14. The apparatus according to claim 13, wherein selecting the group of candidate quantized representations related to the reference quantized representation from the plurality of quantized representations comprises:

select, based on similarities between the reference quantized representation and the quantized representations in the quantized representation index, a group of similar partitions close to the reference quantized representation from similar regions formed by performing a similarity-based aggregation operation on the plurality of quantized representations; and

determine quantized representations in the group of similar partitions as the group of candidate quantized representations.

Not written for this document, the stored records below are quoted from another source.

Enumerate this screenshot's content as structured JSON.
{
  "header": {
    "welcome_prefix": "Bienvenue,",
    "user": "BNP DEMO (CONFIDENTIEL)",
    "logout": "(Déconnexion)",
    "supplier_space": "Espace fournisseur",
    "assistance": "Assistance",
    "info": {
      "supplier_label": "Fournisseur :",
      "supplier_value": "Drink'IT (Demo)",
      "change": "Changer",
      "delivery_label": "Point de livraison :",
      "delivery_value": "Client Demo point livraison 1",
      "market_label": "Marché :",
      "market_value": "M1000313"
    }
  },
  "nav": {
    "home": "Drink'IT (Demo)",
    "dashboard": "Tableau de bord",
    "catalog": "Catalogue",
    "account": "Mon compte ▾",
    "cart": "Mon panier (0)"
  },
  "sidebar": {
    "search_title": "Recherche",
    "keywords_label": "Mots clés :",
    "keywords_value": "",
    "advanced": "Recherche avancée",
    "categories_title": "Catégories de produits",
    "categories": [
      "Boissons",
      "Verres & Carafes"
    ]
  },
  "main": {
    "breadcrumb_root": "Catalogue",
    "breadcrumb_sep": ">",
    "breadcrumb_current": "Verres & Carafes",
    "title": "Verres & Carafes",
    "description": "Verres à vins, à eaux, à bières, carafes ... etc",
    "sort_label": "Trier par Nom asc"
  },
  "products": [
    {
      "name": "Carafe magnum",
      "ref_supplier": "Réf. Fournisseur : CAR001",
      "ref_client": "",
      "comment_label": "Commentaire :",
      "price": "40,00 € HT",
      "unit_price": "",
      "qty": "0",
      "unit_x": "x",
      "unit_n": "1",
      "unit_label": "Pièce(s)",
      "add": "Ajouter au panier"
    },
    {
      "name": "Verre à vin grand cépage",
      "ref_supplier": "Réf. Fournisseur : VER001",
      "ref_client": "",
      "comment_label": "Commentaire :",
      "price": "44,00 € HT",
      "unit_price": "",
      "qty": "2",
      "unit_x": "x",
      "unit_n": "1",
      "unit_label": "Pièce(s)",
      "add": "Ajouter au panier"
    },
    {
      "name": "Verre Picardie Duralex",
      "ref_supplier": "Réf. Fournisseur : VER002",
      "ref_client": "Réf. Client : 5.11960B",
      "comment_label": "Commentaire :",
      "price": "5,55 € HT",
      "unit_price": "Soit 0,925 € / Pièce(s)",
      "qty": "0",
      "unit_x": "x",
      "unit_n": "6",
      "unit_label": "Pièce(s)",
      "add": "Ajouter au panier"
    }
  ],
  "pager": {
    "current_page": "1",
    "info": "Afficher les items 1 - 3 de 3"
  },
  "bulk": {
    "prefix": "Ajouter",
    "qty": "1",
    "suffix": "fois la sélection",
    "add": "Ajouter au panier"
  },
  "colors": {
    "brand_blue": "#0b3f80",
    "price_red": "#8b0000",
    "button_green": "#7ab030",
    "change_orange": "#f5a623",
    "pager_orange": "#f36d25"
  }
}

15. The apparatus according to claim 13, wherein filtering the group of candidate quantized representations comprises:

when a reference result has not been calculated for a target partition that corresponds to a candidate quantized representation in the candidate quantized representations and that is in the partitions, determine the reference result based on an inverted index for the target partition; and

filter the candidate quantized representations based on the reference result.

16. The apparatus according to claim 15, wherein filtering the group of candidate quantized representations, the apparatus is further instructed to:

if it is determined that the reference result has been calculated for the target partition, filter the candidate quantized representations based on the reference result.

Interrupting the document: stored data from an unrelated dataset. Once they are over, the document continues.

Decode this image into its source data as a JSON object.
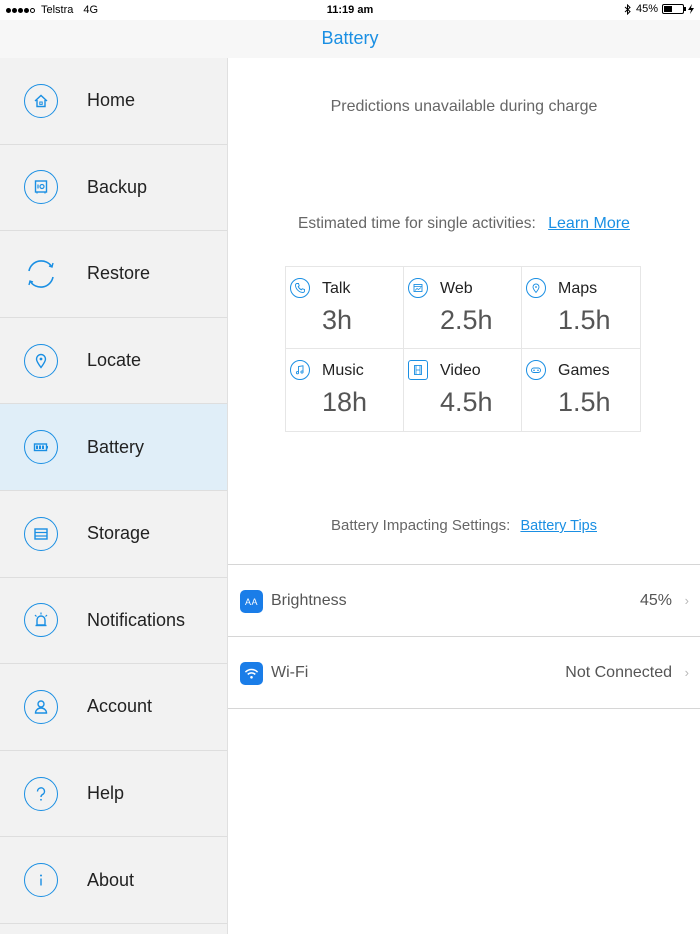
{
  "status_bar": {
    "carrier": "Telstra",
    "network": "4G",
    "time": "11:19 am",
    "battery_percent": "45%"
  },
  "nav": {
    "title": "Battery"
  },
  "sidebar": {
    "items": [
      {
        "label": "Home",
        "icon": "home-icon"
      },
      {
        "label": "Backup",
        "icon": "safe-icon"
      },
      {
        "label": "Restore",
        "icon": "restore-icon"
      },
      {
        "label": "Locate",
        "icon": "location-pin-icon"
      },
      {
        "label": "Battery",
        "icon": "battery-icon",
        "active": true
      },
      {
        "label": "Storage",
        "icon": "storage-icon"
      },
      {
        "label": "Notifications",
        "icon": "alarm-icon"
      },
      {
        "label": "Account",
        "icon": "person-icon"
      },
      {
        "label": "Help",
        "icon": "question-icon"
      },
      {
        "label": "About",
        "icon": "info-icon"
      }
    ]
  },
  "main": {
    "predictions_text": "Predictions unavailable during charge",
    "estimated_text": "Estimated time for single activities:",
    "learn_more": "Learn More",
    "activities": [
      {
        "name": "Talk",
        "value": "3h",
        "icon": "phone-icon"
      },
      {
        "name": "Web",
        "value": "2.5h",
        "icon": "web-icon"
      },
      {
        "name": "Maps",
        "value": "1.5h",
        "icon": "map-pin-icon"
      },
      {
        "name": "Music",
        "value": "18h",
        "icon": "music-note-icon"
      },
      {
        "name": "Video",
        "value": "4.5h",
        "icon": "film-icon"
      },
      {
        "name": "Games",
        "value": "1.5h",
        "icon": "gamepad-icon"
      }
    ],
    "impacting_text": "Battery Impacting Settings:",
    "battery_tips": "Battery Tips",
    "settings": [
      {
        "label": "Brightness",
        "value": "45%",
        "icon": "brightness-icon",
        "icon_text": "AA"
      },
      {
        "label": "Wi-Fi",
        "value": "Not Connected",
        "icon": "wifi-icon"
      }
    ]
  },
  "colors": {
    "accent": "#1a8fe3",
    "active_bg": "#e0eef8",
    "sidebar_bg": "#f2f2f2"
  }
}
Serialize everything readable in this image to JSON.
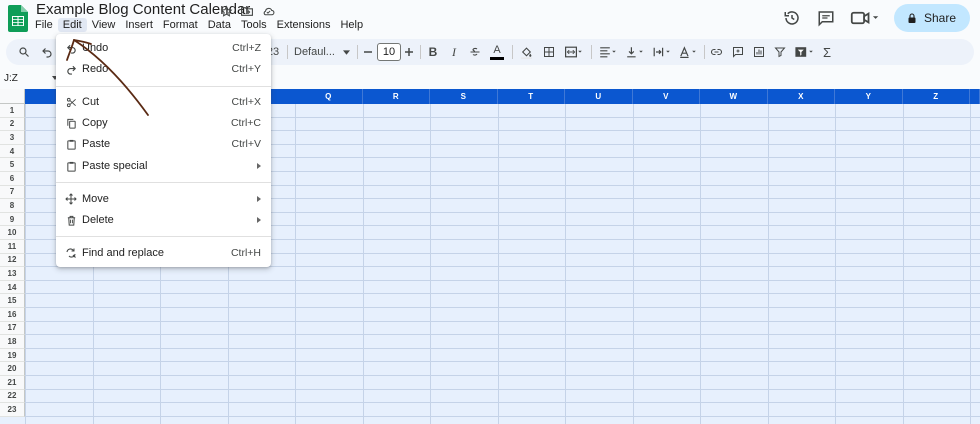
{
  "document": {
    "title": "Example Blog Content Calendar"
  },
  "menubar": {
    "items": [
      "File",
      "Edit",
      "View",
      "Insert",
      "Format",
      "Data",
      "Tools",
      "Extensions",
      "Help"
    ]
  },
  "header": {
    "share_label": "Share"
  },
  "toolbar": {
    "font_name": "Defaul...",
    "font_size": "10",
    "partial_format": "23",
    "bold": "B",
    "italic": "I",
    "sum": "Σ",
    "text_color": "A"
  },
  "namebox": {
    "value": "J:Z"
  },
  "grid": {
    "columns": [
      "Q",
      "R",
      "S",
      "T",
      "U",
      "V",
      "W",
      "X",
      "Y",
      "Z"
    ],
    "rows": [
      "1",
      "2",
      "3",
      "4",
      "5",
      "6",
      "7",
      "8",
      "9",
      "10",
      "11",
      "12",
      "13",
      "14",
      "15",
      "16",
      "17",
      "18",
      "19",
      "20",
      "21",
      "22",
      "23"
    ]
  },
  "edit_menu": {
    "items": [
      {
        "label": "Undo",
        "shortcut": "Ctrl+Z",
        "icon": "undo-icon"
      },
      {
        "label": "Redo",
        "shortcut": "Ctrl+Y",
        "icon": "redo-icon"
      },
      {
        "label": "Cut",
        "shortcut": "Ctrl+X",
        "icon": "scissors-icon"
      },
      {
        "label": "Copy",
        "shortcut": "Ctrl+C",
        "icon": "copy-icon"
      },
      {
        "label": "Paste",
        "shortcut": "Ctrl+V",
        "icon": "clipboard-icon"
      },
      {
        "label": "Paste special",
        "shortcut": "",
        "icon": "clipboard-icon"
      },
      {
        "label": "Move",
        "shortcut": "",
        "icon": "move-arrows-icon"
      },
      {
        "label": "Delete",
        "shortcut": "",
        "icon": "trash-icon"
      },
      {
        "label": "Find and replace",
        "shortcut": "Ctrl+H",
        "icon": "find-replace-icon"
      }
    ]
  },
  "colors": {
    "accent": "#0b57d0",
    "selection": "#e7f0fd",
    "share_bg": "#c2e7ff",
    "toolbar_bg": "#edf2fa",
    "annotation": "#5a2a14"
  }
}
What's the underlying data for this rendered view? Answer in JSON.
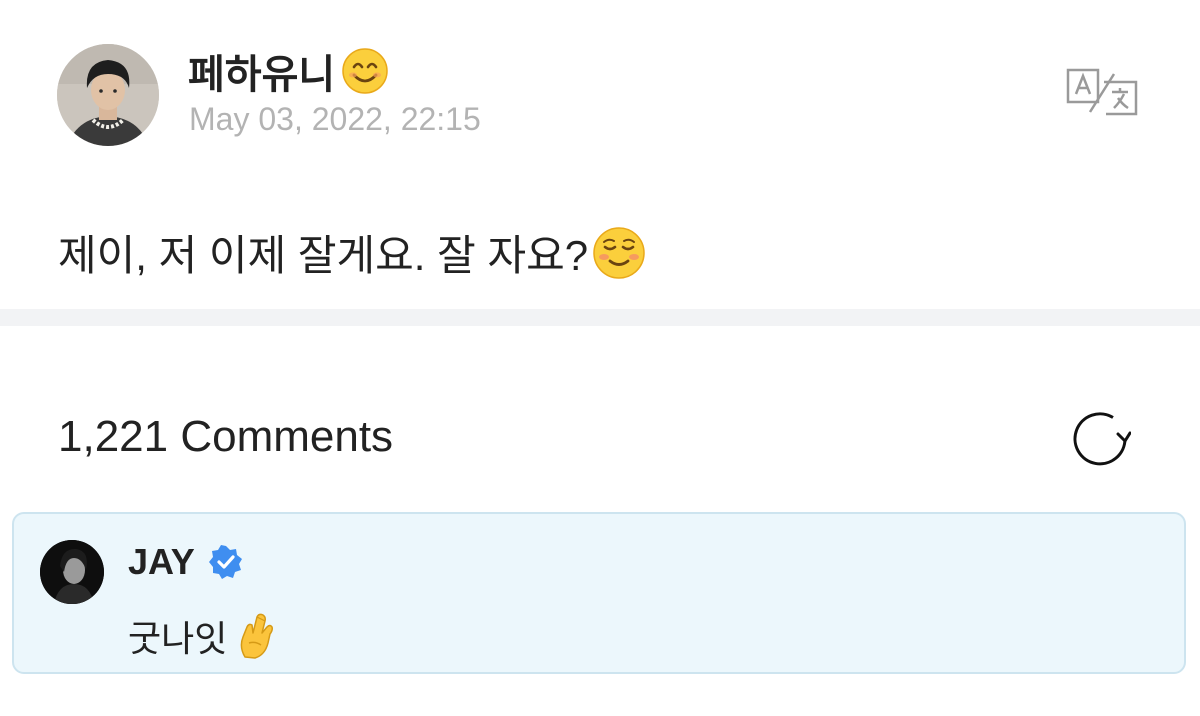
{
  "post": {
    "author": {
      "name": "페하유니",
      "name_emoji": "smiling-face-with-smiling-eyes",
      "avatar": "user-avatar"
    },
    "timestamp": "May 03, 2022, 22:15",
    "translate_icon": "translate-icon",
    "body_text": "제이, 저 이제 잘게요. 잘 자요?",
    "body_emoji": "smiling-face"
  },
  "comments": {
    "count_label": "1,221 Comments",
    "refresh_icon": "refresh-icon",
    "highlighted": {
      "author": "JAY",
      "verified": true,
      "text": "굿나잇",
      "text_emoji": "crossed-fingers",
      "background_color": "#ecf7fc",
      "border_color": "#cde4ef"
    }
  },
  "colors": {
    "text": "#222222",
    "muted": "#b3b3b3",
    "divider": "#f2f3f5",
    "verified_blue": "#3f8ef0"
  }
}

17. The apparatus according to claim 15, the apparatus is further instructed to:

if it is determined that the candidate quantized representation does not pass filtering, remove the candidate quantized representation from the group of candidate quantized representations.

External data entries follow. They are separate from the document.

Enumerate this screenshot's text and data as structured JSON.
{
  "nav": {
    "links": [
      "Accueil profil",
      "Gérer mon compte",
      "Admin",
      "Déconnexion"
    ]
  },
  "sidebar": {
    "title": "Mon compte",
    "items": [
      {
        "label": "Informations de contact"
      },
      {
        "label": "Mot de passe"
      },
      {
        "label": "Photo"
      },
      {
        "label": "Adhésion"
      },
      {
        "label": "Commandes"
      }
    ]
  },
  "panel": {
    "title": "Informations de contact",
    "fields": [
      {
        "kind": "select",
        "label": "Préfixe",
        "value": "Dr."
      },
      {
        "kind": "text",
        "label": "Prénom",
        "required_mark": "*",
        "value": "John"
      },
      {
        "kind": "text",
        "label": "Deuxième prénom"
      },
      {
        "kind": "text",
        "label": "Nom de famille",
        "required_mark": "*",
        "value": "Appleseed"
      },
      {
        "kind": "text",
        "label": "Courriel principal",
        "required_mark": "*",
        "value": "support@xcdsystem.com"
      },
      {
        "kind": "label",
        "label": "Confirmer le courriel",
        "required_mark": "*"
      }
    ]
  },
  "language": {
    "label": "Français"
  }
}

18. The apparatus according to claim 15, wherein returning the plurality of target objects similar to the reference object comprises:

determine a group of similarities between the reference quantized representation and the group of filtered candidate quantized representations; and

select a plurality of target quantized representations from the group of filtered candidate quantized representations based on the group of similarities.

19. The apparatus according to claim 18, wherein selecting the plurality of target quantized representations from the group of filtered candidate quantized representations comprises:

sort the group of filtered candidate quantized representations based on the group of similarities; and

select the plurality of target quantized representations from a group of sorted candidate quantized representations.

20. A computer program product, comprising computer-executable instructions, wherein the computer-executable instructions, when run by a processor, instruct the method to:

obtain a reference quantized representation for a reference object in a search input and attribute values for the reference object;

select candidate quantized representations related to the reference quantized representation from a plurality of quantized representations based on the reference quantized representation and a quantized representation index that is generated based on the plurality of quantized representations of a plurality of objects;

filter the candidate quantized representations based on the attribute values and inverted indexes of partitions that are associated with the candidate quantized representations and that are in multiple partitions formed by the plurality of quantized representations; and

return a plurality of target objects similar to the reference object based on filtered candidate quantized representations.